I saw some benefit on the cream, and was applying to both the scrotum and shoulder. Many guys reference this paper that suggests that scrotal absorption is 8 times higher than abdominal absorption. Anecdotally, I have heard of guys with free T at extremely high levels with scrotal application and others that struggle to get their levels up no matter where they apply. I was really looking for anecdotes on non-scrotal success stories, as that is where I suspect I will find success.
You also have the DHT all wrong. Why can it not be the Aromatase inhibitor being a medication with side effects that caused your problem? Why is it DHT? The DHT receptors at the tissue level are fully saturated at a fairly low testosterone level (250ng/dl in the prostate for example) What you are measuring in the serum is just excess. It has no effect on the tissues, because those receptors have been fully saturated.
 
If you feel like scrotal was bringing your levels too high. Why not just lower the dose? you’ll save money by having to apply less cream. And also no risk of transference. my dht and estrogen were the same on scrotal vs non scrotal when t levels were similar. Again you’re completely overthinking this. From reading too much bs on the forums. People in this forum are always looking for problems when switching protocol’s And it breeds all this nonsense and overthinking. Trust me I know better than anyone. I’m nuts go back and look at my post history. Anyway. Stop worrying about e2 and dht. Just focus on finding a dose where you feel good at.
Correct and very excellent post
 
Best post I have read in a long time. You are correct on all points. Congratulations!
I really started to get fed up with the tribal bullshit too. i got to a point where I really started to look at the guys who constantly feel good on all these groups and forums. Screw all the papers and studies that have so many damn conflicts in them. All the guys that I see “consistently“ doing well are in very basic protocols. Never worried about e2. and Honestly dosing on the higher side of what this forum considers normal. Trust me I was a guy who was always micro managing with “low dose “ high frequency“ then Cream to my thighs. No maybe my arms. Ahhh scrotum is too much. Lol it was crazy. I saw all the cream guys on a few forums and groups just keeping it simple and riding it out and honestly 90% or more are doing the best they ever had. I’ve also become very realistic that some of my lingering issues aren’t t related. Once I stopped chasing feeling great everyday and having crazy libido like I did when first started cream everything fell into place.
 
The reason I asked in the first place was that while on cream, I used a (very small) dose of an AI a few times. A few days after my last AI dose, my resting heart rate skyrocketed and blood pressure spiked. I felt terrible. As I had been applying it for well over five half lives, I assumed that I should have already been at a relative steady state on the cream. So my theory was that the AI indirectly pushed an already high DHT even higher, amplifying the sympathetic nervous system effects. Don’t know. Just speculating, but that was the reason for the question.

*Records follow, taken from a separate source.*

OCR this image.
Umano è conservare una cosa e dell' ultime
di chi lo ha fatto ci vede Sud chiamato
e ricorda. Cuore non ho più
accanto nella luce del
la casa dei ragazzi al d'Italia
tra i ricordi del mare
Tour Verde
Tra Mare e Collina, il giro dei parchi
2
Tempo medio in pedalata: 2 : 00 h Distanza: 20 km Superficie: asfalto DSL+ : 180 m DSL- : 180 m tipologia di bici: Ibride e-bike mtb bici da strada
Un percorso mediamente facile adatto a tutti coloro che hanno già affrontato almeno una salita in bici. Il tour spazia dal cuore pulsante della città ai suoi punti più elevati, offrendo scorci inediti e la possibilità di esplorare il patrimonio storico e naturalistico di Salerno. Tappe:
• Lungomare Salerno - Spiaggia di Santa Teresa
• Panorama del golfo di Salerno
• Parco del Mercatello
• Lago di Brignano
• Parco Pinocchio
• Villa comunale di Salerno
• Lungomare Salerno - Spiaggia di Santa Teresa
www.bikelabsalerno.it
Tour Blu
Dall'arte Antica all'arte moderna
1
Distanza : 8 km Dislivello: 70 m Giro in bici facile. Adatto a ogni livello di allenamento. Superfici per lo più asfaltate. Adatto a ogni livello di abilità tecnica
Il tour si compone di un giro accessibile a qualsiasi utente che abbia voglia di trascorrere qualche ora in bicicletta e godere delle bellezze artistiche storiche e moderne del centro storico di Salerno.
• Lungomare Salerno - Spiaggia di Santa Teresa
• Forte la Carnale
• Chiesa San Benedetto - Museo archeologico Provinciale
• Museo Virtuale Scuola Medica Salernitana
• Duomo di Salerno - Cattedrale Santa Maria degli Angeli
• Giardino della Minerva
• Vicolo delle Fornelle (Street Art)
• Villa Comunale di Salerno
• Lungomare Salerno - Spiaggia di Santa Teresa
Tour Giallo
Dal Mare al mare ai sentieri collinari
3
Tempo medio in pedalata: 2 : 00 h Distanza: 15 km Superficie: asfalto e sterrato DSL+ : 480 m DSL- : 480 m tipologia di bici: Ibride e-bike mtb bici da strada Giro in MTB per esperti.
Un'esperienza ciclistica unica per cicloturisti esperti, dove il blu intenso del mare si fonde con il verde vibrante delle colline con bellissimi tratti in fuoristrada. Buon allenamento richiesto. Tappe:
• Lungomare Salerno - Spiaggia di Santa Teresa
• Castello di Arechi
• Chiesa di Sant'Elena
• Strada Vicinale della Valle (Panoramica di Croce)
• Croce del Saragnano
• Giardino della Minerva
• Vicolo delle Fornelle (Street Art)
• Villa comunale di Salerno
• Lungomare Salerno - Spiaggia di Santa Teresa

I'd bet against it if your HPTA is suppressed. I suspect changes in DHT are going to be smaller than the measurement errors of our tests.

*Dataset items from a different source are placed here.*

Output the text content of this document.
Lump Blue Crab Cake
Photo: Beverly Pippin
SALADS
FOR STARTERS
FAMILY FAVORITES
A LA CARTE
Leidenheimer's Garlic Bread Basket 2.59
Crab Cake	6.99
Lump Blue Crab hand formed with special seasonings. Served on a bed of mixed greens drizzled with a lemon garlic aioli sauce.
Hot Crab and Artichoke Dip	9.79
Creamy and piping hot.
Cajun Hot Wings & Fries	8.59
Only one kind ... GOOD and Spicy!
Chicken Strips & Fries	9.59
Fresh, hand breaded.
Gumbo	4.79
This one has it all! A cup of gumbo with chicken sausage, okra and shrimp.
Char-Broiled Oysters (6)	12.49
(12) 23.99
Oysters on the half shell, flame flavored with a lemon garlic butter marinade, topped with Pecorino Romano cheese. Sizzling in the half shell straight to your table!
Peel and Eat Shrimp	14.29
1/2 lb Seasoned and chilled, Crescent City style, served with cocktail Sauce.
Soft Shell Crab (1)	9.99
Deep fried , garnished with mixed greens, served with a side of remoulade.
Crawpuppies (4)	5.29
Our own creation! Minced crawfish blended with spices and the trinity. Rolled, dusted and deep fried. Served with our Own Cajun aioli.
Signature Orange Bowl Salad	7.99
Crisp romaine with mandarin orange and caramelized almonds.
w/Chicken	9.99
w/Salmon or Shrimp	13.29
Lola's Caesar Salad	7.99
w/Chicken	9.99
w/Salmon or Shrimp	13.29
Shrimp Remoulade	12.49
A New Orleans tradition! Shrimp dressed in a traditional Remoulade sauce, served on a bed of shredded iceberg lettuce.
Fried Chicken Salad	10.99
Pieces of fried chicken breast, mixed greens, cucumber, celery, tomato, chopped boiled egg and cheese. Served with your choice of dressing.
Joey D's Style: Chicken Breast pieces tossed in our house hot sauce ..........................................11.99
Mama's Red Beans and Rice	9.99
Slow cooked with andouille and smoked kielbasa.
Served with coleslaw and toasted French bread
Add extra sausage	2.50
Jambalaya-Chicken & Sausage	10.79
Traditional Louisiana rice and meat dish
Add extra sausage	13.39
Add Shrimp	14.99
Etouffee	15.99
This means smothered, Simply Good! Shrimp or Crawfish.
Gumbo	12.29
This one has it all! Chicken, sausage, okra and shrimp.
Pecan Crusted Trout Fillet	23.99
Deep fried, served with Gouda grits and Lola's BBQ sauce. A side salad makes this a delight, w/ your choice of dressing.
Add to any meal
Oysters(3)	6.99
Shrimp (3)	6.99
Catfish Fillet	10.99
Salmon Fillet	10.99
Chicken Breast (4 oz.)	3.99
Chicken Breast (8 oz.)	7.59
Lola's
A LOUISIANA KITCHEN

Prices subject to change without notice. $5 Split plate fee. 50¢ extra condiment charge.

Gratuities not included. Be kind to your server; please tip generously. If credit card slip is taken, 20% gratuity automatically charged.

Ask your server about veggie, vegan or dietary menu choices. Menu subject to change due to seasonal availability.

... I was really looking for anecdotes on non-scrotal success stories, as that is where I suspect I will find success.
All I can give you is a non-scrotal failure story. A lot of DHT, highly variably testosterone, and poor subjective results.

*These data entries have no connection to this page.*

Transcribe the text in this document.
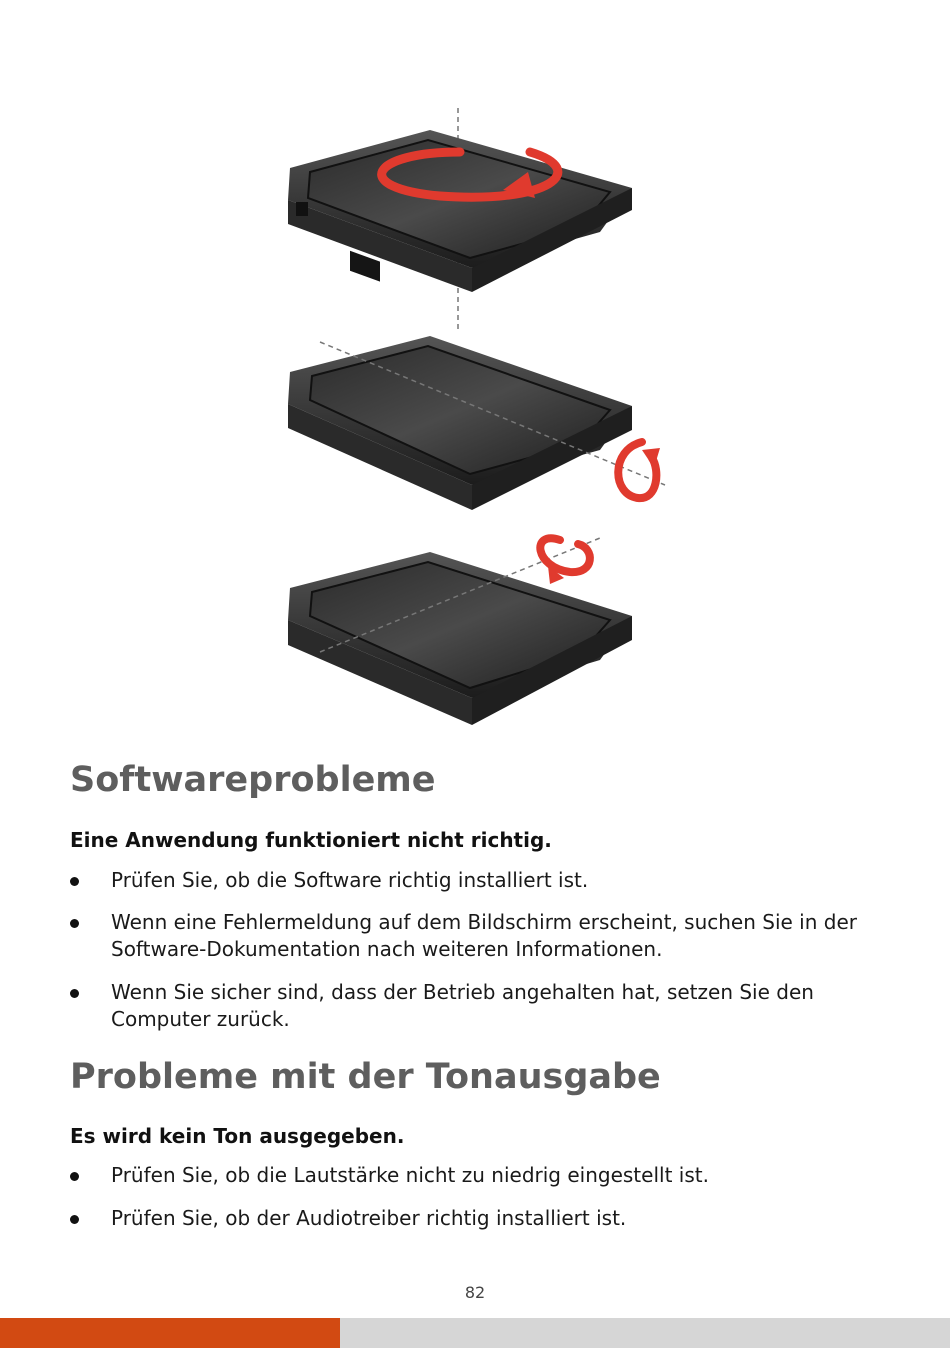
Softwareprobleme
Eine Anwendung funktioniert nicht richtig.
Prüfen Sie, ob die Software richtig installiert ist.
Wenn eine Fehlermeldung auf dem Bildschirm erscheint, suchen Sie in der Software-Dokumentation nach weiteren Informationen.
Wenn Sie sicher sind, dass der Betrieb angehalten hat, setzen Sie den Computer zurück.
Probleme mit der Tonausgabe
Es wird kein Ton ausgegeben.
Prüfen Sie, ob die Lautstärke nicht zu niedrig eingestellt ist.
Prüfen Sie, ob der Audiotreiber richtig installiert ist.
82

... The DHT receptors at the tissue level are fully saturated at a fairly low testosterone level (250ng/dl in the prostate for example) What you are measuring in the serum is just excess. It has no effect on the tissues, because those receptors have been fully saturated.
This sounds like an oversimplification to me. Depends on which receptors. On topical testosterone with relatively low serum T levels I had body and facial hair going crazy. Switch to injections with 2-3 times higher testosterone and the excess hair goes away.